(By
David A. Super, MSN.com, 9 Nov 2025)
The Supplemental Nutrition
Assistance Program, or SNAP, which helps 42 million Americans obtain enough food each
month, is currently not issuing benefits. Each day, more and more low-income
families pass the one-month mark since they last received assistance and risk
running out of food. This appalling state of affairs in one of the world’s
richest countries is made all the worse because it is completely unnecessary. Congress has given the Trump
administration all the funds it needs to provide full SNAP benefits, and on Thursday, a
judge ordered the administration to fully fund this month’s benefits. But the
administration continues to drag its feet.
SNAP is the nation’s largest food
assistance program. As I wrote last week, two fifths of SNAP households include
at least one employed member, and almost all the remaining households are
either elderly, disabled or relying on SNAP during brief periods while looking for
work. Though states operate the program,
the Department of Agriculture, or the USDA, funds its benefits. And although
the Food and Nutrition Act of 2008 requires the USDA to provide food assistance to
all eligible families that apply, Congress traditionally has included
specific funding for SNAP in its annual appropriations bills. October benefits were
funded by last fiscal year’s appropriations act, but when that expired at the end of
September and the government shutdown began, the question arose what
would happen to SNAP.
The answer seemed clear: Congress
set aside a $6 billion contingency reserve to pay SNAP benefits in just this
type of situation, and also gave the USDA authority to transfer funds from one food
assistance program to another as needed to prevent interruptions in benefits.
In October, the Trump administration exercised this same transfer authority to
move money from child nutrition programs to keep WIC running.
The administration, however,
refused to tap either source of funds to continue SNAP in November. The USDA even
took down a plan it had posted a few weeks earlier promising to pay benefits
from the contingency fund. Instead, the department’s website has added a
deeply partisan post blaming congressional Democrats for shutting down SNAP.
This sequence, without a coherent rationale for refraining from spending the
funds, suggests that the administration’s decision was motivated not by
legal or operational concerns, but rather by a desire to further pressure
congressional Democrats in the current shutdown fight.

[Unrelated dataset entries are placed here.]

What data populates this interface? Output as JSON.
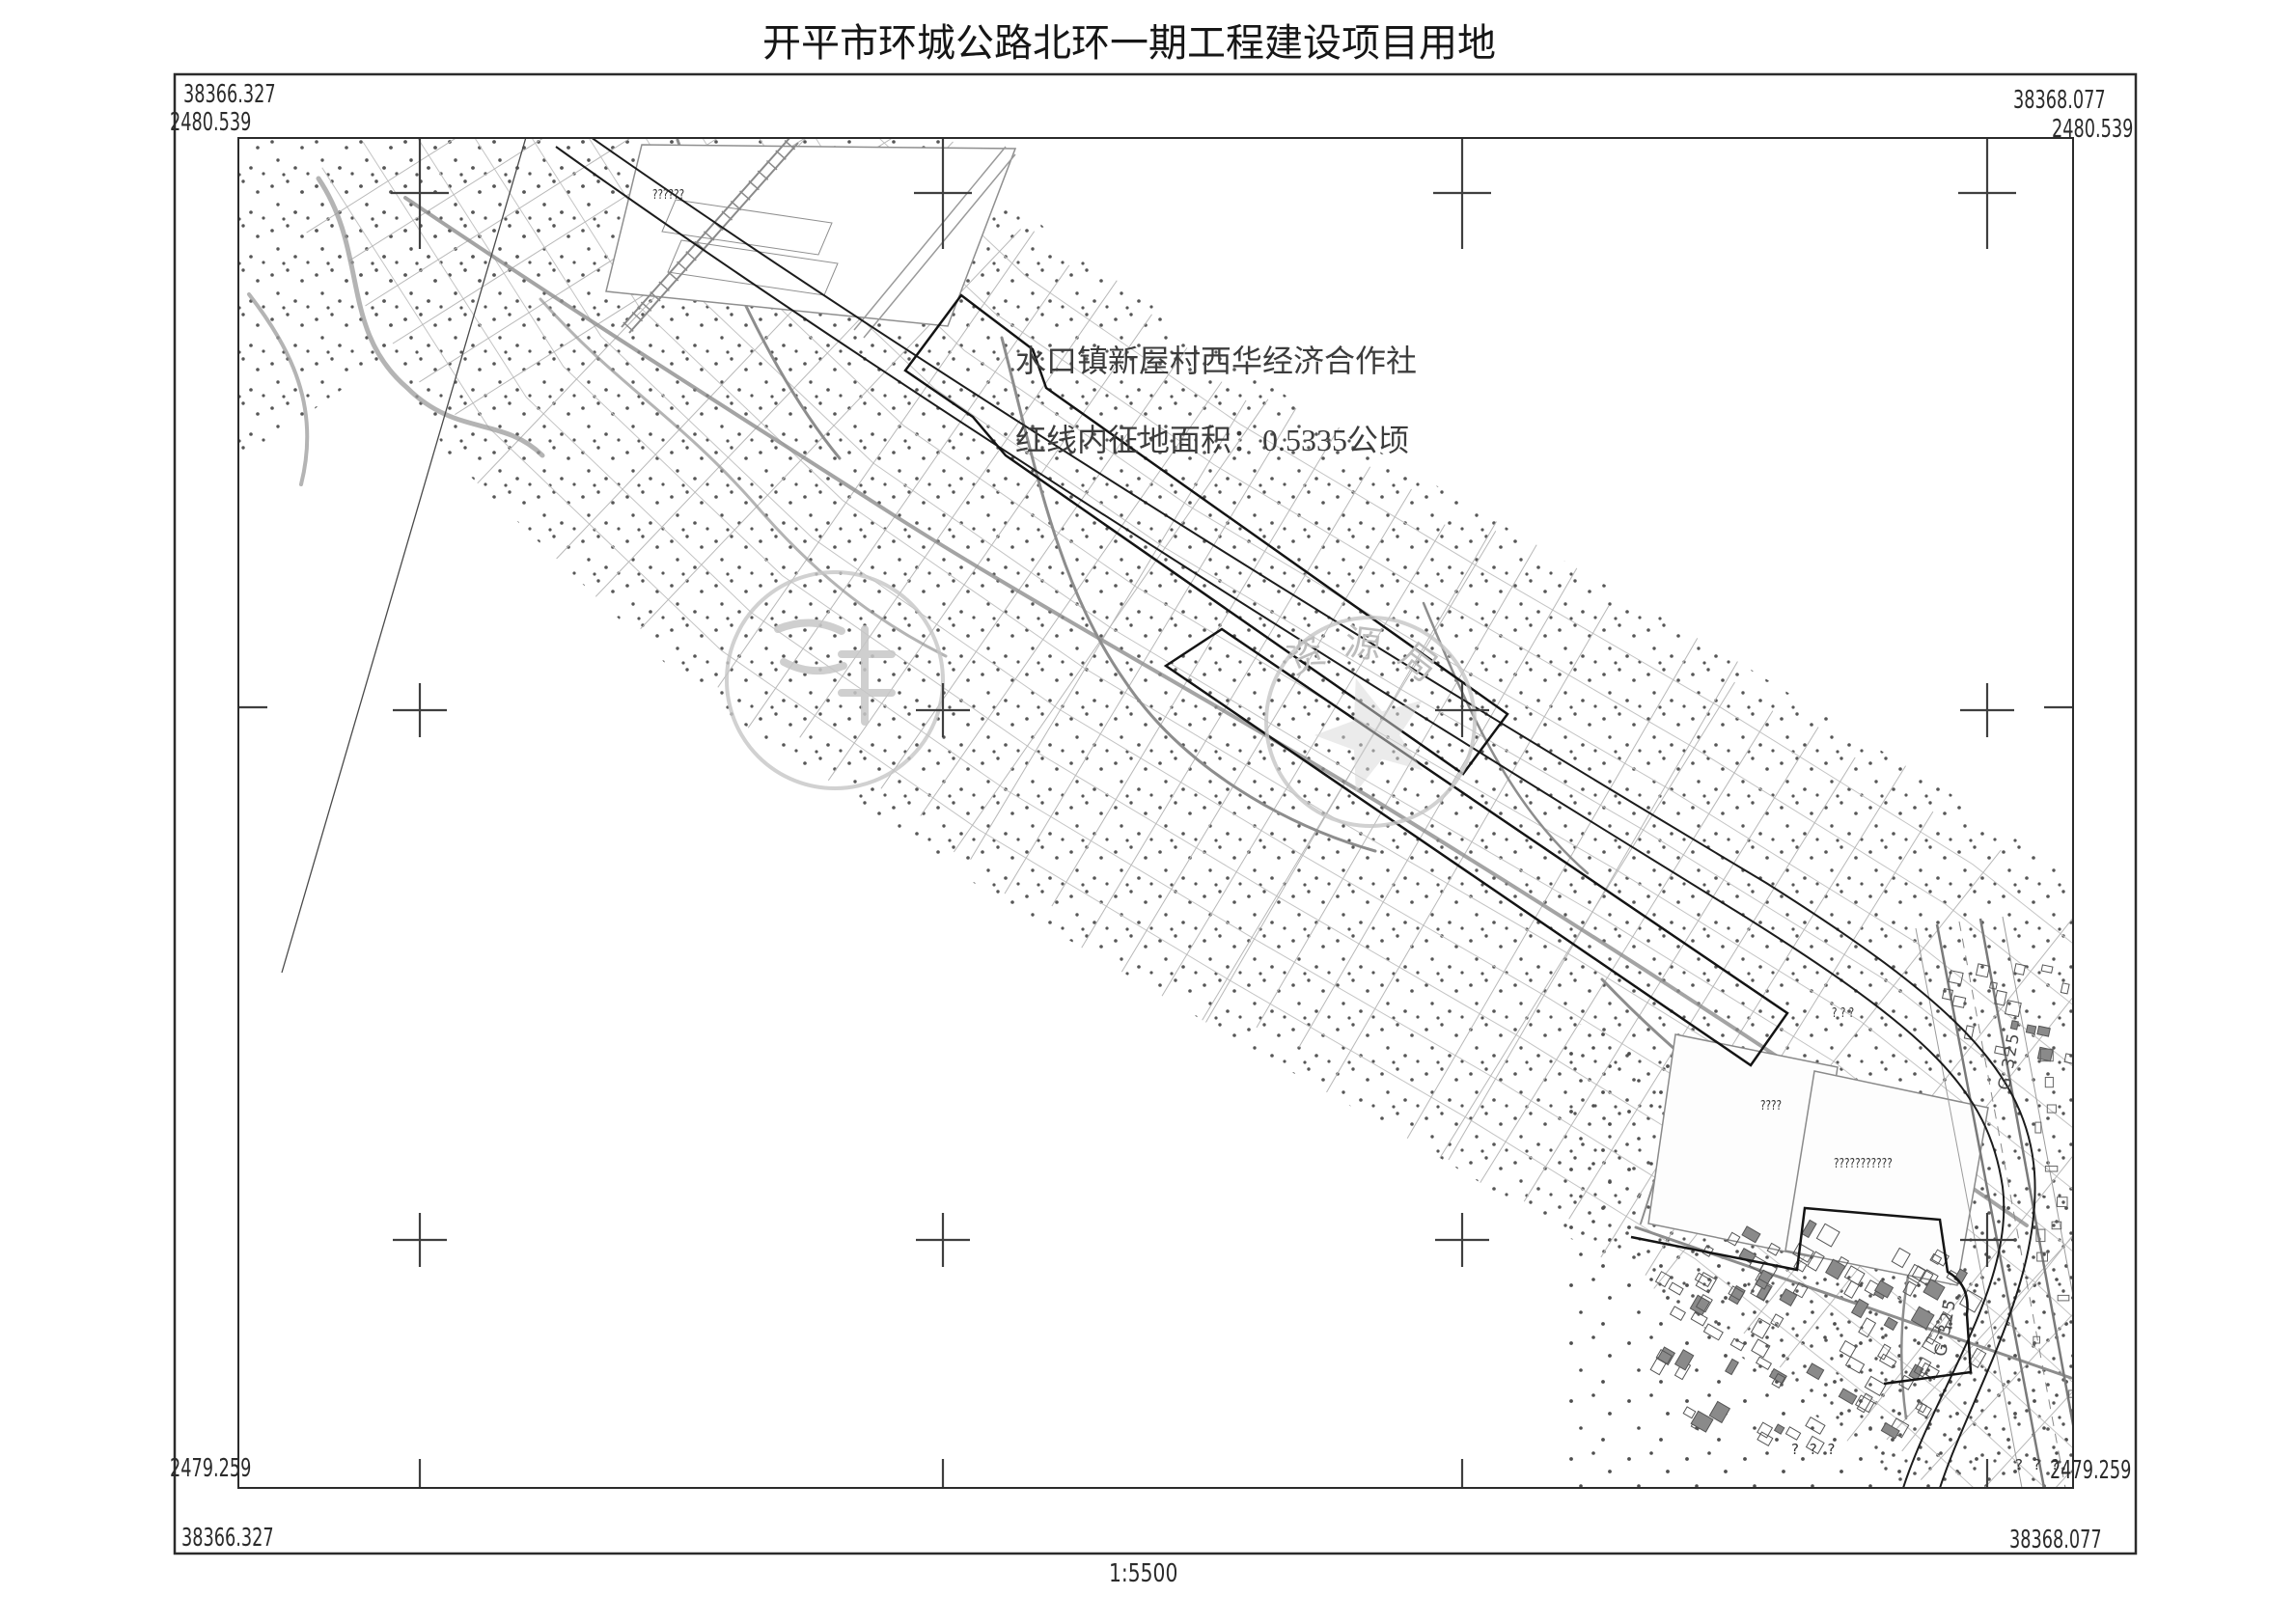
{
  "title": "开平市环城公路北环一期工程建设项目用地",
  "scale_label": "1:5500",
  "frame_coords": {
    "top_left": {
      "easting": "38366.327",
      "northing": "2480.539"
    },
    "top_right": {
      "easting": "38368.077",
      "northing": "2480.539"
    },
    "bottom_left": {
      "easting": "38366.327",
      "northing": "2479.259"
    },
    "bottom_right": {
      "easting": "38368.077",
      "northing": "2479.259"
    }
  },
  "annotation": {
    "line1": "水口镇新屋村西华经济合作社",
    "line2": "红线内征地面积：0.5335公顷"
  },
  "seals": {
    "right": {
      "characters": "资源局"
    }
  },
  "map_labels": {
    "factory": "??????",
    "parcel_short": "????",
    "parcel_long": "???????????",
    "marks_a": "? ? ?",
    "marks_b": "? ? ?",
    "marks_c": "? ? ?",
    "highway_a": "G 325",
    "highway_b": "G 325"
  },
  "colors": {
    "ink": "#161616",
    "stipple": "#565656",
    "mesh": "#bdbdbd",
    "road": "#8d8d8d",
    "seal": "#c6c6c6"
  }
}
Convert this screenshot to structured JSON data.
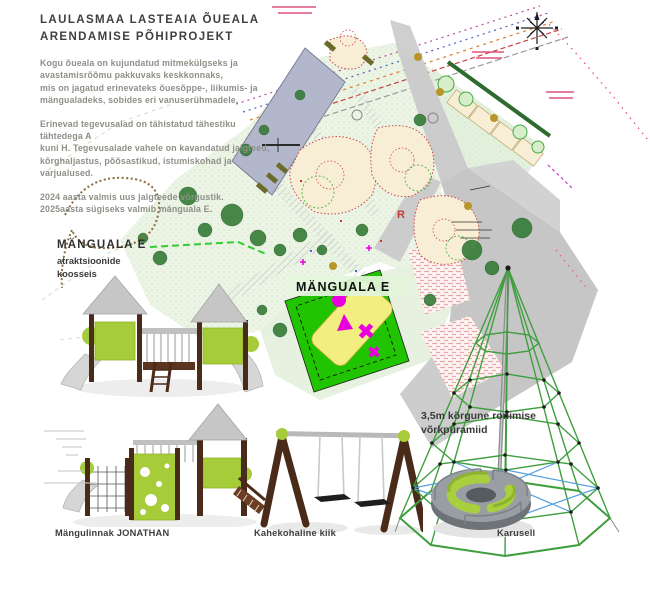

The USDA promptly faced several
lawsuits, one from a group of states, one from a group of cities and nonprofits
worried about how they could feed millions of people whose food aid suddenly
stopped and one from SNAP recipients themselves. Two judges separately
found the USDA’s withholding benefit unlawful, with a federal judge in
Rhode Island ordering the department to allow states to provide at least partial
SNAP benefits right away.
Rather than promptly complying,
the USDA began foot-dragging. It told the court it had already spent some of
the contingency fund on other things but would devote what was left to
paying SNAP benefits. It then told states to recalculate every household’s SNAP
benefits under a formula that would cut far more than was needed to fit within
even what the USDA said was left in the contingency fund. After plaintiffs
pointed out that it was not complying with the court’s order, the USDA told
states to start over and recalculate everyone’s benefits under a new, modestly
less parsimonious formula. This formula
would still cut every family by more than one-third and would leave millions
with no food assistance at all. And the repeated changes in direction slowed
down getting SNAP to people even more.
On Thursday, Judge John McConnell
expressed frustration with the USDA’s continued delays and found no
legal reason why the department could not transfer excess child nutrition
funds, as it already had to fund WIC. He therefore ordered the USDA to allow states
to deliver full SNAP benefits by Friday. The USDA has sent states a vague
statement that it is “working towards implementing” the court’s order
while the administration filed an emergency appeal with the court of appeals.
The department did not, however, explicitly rescind its previous guidance
telling states to recalculate and cut households’ benefits. Some states have read
the memo as authorizing them to issue full benefits, but other states are
seeking further clarification, further extending the waits of their low-income
families. SNAP may be entering a period of chaos, with a supposedly “uniform national”
program staying open or shutting down based on the empathy and risk tolerance
of individual state governors.
And despite the USDA’s statement,
the administration has not withdrawn its appeal. It claims that it is
refusing to transfer the needed funds to SNAP out of concern that Congress might, for
the first time in almost 80 years, decide to defund the child nutrition
programs — something nobody in either party is proposing to do. Instead, it asked
both the Court of Appeals and the Supreme Court to delay Judge McConnell’s
order.Justice Ketanji Brown Jackson postponed that order’s effective date long
enough for the Court of Appeals to evaluate the Government’s appeal.
One can only conclude from all
this foot-dragging without any legal justification that the Trump administration is
seeking to maximize the suffering of low-income Americans to gain political
leverage on Democratic lawmakers. The USDA’s warning last week that stores
cannot offer discounts to households that have lost their SNAP benefits seems to
support that conclusion.
Last weekend, President Donald
Trump posted on Truth Social that it would be his “honor” to provide SNAP benefits
if a court told the administration where to find the money. Judge McConnell has
done just that. This shameful episode must end.